I tried to acquire 10GBit/s of UDP traffic most of the time lossless (the measurement device is not capable to hold so much data in the own cache, so TCP is not a solution here).
To test if I can acquire 10GBit/s of UDP traffic I bought 2 Intel X550-T2 NIC's and connected them directly over an 2 Meter Cat7 Cable. But I couldn't bring the receiver side to use more than one CPU to acquire the data over UDP. Using TCP strangely uses all 8 configured RSS queues also I get 10 GBit/s of traffic.
Using Ubuntu Linux 20.04 works also very well (10GBit/s UDP traffic 0% loss).

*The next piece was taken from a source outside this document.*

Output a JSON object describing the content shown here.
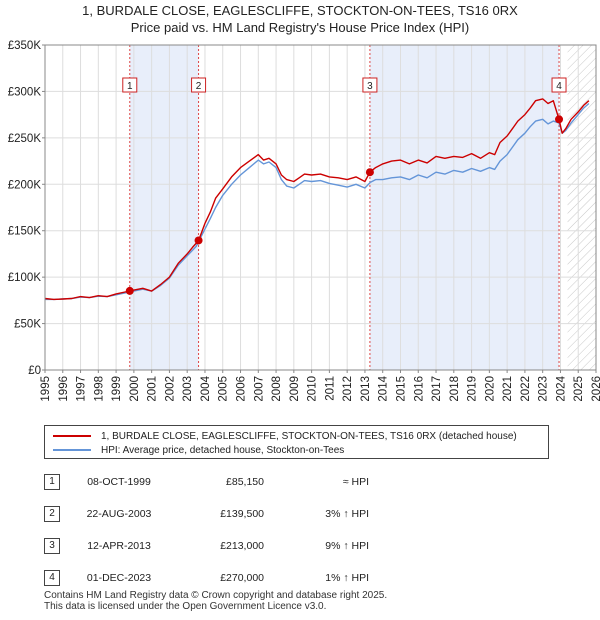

My question is now, how can I use the RSS also for UDP on Windows 10? And if it does not work, why?
Receiver hardware:
Processor: AMD Ryzen 3900X
Motherboard: X570a-pro
RAM: 64 GB
Configuration:
Windows 10 Professional
Hyperthreading / SMT: Disabled (I don't know if this is required, but Microsoft states, that RCC only uses non SMT processors)
DMA-Coalescing: OFF
Receivebuffer: 4096
Flow control: Rx+Tx
Speed and Duplex: Auto
Interrupt reduction: Enabled
Interrupt reduction rate: Adaptive
IPsec Offload: OFF
IPv4 - checksum offload: Rx + Tx
Jumbo packets: 9014
Large-Send-Offload V2 (IPv4+v6): Enabled
Max. Rss Queues: 8 (I tested also 16, but that changed nothing)
Package priority and VLAN: Deactivated both (activating both changed nothing)
RSS: Enabled
TCP - Checksum offload (IPv4+v6): Rx + Tx
UDP - Checksum offload (IPv4+v6): Rx + Tx
Sending buffer: 16384
Connection event log: Enabled
Method of testing:
Since RSS is based on hashing of S/R IP + S/R Port, I started 10 receiving iperf3 servers on the receiver, each listening on different ports and started 10 sending clients on the sender.
Sending UDP packages occupies one whole CPU/core of the receiver, bot non of the other cores. And only 5GBit/s could be acquired.
Sending TCP packages occupies all the specified 8 receiving queues and 10Gbit's could be acquired.